Login and Session Issuance Flow

  1. The API extracts device info (IP + user-agent).
  2. Geolocation is resolved from IP when available.
  3. The adapter parses user-agent to fingerprint/device metadata.
  4. The adapter tries to find an active session by (subjectId, subjectType, fingerprint).
  5. If found, session activity is refreshed (lastActiveAt, IP/location).
  6. If not found, a new session is created.
  7. If active session count is already 10, the oldest active session is revoked first.
  8. A new access token and refresh token are issued for that session ID.

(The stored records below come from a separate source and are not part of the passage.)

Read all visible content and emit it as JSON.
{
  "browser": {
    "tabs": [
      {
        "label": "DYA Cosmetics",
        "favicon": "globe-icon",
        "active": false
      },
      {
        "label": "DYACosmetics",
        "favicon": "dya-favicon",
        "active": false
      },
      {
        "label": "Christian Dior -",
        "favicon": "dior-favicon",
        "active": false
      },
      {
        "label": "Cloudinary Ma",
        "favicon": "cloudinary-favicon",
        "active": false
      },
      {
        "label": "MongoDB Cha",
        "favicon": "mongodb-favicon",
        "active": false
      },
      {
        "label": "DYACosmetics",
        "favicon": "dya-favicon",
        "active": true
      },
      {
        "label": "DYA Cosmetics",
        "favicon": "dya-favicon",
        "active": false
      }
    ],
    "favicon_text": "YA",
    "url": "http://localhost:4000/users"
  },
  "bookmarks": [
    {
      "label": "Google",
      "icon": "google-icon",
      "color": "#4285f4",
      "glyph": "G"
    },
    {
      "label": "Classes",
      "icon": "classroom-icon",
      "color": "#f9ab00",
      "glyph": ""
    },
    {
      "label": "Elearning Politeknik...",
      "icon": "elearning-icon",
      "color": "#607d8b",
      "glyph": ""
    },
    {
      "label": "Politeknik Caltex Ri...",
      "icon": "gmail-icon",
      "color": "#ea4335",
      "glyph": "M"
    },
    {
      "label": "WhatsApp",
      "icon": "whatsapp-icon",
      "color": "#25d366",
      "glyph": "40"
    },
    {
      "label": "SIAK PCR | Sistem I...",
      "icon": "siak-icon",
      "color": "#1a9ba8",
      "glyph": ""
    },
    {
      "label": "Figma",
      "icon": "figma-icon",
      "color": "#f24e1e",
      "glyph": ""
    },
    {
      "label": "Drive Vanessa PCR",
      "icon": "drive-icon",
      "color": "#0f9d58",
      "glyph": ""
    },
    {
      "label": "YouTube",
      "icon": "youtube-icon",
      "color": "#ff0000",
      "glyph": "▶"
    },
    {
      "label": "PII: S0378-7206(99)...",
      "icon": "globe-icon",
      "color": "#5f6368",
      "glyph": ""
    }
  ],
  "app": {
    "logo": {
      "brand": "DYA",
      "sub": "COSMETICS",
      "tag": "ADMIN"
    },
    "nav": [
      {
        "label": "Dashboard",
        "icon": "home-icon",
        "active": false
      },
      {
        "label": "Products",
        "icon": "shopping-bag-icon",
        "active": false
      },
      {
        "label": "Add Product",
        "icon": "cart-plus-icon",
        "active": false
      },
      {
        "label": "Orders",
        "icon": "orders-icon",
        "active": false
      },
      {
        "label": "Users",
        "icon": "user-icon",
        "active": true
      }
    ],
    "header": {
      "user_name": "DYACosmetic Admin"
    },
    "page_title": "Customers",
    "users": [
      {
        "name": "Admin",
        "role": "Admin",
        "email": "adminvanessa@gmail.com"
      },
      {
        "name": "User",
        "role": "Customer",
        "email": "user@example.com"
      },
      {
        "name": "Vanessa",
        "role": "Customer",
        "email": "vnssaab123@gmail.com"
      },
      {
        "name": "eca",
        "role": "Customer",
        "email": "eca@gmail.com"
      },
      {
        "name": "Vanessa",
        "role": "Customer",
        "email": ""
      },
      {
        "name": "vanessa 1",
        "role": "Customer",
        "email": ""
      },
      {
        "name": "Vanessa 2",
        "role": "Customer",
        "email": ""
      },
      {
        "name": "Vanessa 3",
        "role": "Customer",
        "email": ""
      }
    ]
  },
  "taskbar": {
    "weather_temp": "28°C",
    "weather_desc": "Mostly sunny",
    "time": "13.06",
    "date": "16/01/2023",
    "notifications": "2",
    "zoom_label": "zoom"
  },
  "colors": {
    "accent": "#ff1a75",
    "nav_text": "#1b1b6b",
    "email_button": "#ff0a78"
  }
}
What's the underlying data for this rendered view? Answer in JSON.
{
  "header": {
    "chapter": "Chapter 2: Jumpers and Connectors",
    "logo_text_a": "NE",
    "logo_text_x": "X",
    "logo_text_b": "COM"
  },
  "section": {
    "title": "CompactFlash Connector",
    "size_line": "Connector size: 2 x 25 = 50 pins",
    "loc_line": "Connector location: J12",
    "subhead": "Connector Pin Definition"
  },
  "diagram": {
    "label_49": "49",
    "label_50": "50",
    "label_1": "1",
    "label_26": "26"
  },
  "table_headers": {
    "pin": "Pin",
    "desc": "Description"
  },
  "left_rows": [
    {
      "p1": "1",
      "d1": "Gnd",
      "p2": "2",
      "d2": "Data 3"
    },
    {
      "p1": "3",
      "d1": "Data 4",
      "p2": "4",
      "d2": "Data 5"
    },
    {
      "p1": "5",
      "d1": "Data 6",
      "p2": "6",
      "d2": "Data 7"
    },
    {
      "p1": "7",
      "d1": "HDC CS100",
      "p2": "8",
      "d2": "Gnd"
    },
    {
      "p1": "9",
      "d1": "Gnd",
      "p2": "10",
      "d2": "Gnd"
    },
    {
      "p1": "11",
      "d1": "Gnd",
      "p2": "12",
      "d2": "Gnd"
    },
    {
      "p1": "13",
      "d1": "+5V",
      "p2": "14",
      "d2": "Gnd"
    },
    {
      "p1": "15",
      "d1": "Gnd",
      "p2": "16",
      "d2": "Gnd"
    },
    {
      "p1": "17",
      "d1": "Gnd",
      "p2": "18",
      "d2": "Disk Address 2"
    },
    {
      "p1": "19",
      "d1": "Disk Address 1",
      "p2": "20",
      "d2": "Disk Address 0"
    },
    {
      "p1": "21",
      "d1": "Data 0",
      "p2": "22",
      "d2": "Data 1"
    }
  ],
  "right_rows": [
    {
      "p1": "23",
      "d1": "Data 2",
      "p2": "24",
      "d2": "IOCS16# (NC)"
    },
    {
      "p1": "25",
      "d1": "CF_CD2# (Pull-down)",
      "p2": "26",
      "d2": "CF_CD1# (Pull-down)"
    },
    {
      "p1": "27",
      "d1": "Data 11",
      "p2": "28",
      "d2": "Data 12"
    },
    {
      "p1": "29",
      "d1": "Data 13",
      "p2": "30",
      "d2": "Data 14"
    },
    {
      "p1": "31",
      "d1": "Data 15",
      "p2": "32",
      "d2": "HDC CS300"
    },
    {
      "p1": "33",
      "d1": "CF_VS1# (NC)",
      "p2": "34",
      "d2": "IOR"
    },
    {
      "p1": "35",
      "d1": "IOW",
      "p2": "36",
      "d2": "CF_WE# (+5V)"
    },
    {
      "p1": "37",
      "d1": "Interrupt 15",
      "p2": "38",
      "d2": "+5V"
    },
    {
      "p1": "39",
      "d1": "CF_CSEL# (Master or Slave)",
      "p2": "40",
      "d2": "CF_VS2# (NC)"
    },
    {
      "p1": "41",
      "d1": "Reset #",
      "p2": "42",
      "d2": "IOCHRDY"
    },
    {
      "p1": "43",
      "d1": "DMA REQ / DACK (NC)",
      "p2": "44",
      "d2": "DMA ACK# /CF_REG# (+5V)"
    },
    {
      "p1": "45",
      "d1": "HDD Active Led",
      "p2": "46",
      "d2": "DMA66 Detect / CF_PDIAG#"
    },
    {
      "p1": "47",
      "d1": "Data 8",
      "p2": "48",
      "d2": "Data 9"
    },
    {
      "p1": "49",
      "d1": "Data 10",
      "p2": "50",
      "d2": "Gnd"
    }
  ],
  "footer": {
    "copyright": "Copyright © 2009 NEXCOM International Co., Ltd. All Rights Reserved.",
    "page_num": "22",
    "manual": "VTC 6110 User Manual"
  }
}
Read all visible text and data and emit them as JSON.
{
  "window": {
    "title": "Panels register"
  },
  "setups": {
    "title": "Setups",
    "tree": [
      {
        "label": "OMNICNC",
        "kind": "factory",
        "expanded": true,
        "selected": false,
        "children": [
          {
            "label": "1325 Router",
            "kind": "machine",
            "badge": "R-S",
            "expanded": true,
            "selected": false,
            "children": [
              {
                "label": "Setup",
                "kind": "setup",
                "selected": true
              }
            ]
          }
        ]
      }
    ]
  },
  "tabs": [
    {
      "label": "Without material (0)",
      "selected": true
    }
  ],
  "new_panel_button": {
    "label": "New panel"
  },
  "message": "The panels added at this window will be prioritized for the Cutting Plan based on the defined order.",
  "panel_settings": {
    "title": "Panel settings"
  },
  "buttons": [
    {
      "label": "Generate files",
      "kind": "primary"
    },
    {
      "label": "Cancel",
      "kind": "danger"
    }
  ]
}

Session Management Endpoints

MethodPathAuthPurpose
GET/api/identity/auth/sessions@AuthList active sessions with isCurrent
GET/api/identity/auth/sessions/current@AuthRead the current authenticated session
POST/api/identity/auth/sessions/revoke@AuthRevoke a specific own session
POST/api/identity/auth/sessions/revoke-others@AuthRevoke all own sessions except current
POST/api/identity/auth/logoutAuthenticatedRevoke current session and its refresh tokens

Security Behaviors

  • Logout revokes the authenticated current session and all refresh tokens in that session.
  • GET /api/identity/auth/sessions/current uses the active access token's sessionId claim and does not mutate the session.
  • Password change revokes all other active sessions, revokes current-session refresh tokens, and returns a newly issued token pair for the current session.
  • For users with active 2FA methods, password change also requires a valid second factor before the command runs.
  • Refresh-token reuse detection revokes all sessions for the subject.
  • Access token auth (jwt-access) validates that the referenced session exists and is active.

Scope

  • Users: full support (session lifecycle + new device notifications).
  • Clients: full support (session lifecycle, no new device email notification).

Migration Notes

If your environment still has historical refresh tokens without session_id, users may need to sign in again after deployment. Generate and run your own identity migration to enforce the final DB constraint in your environment.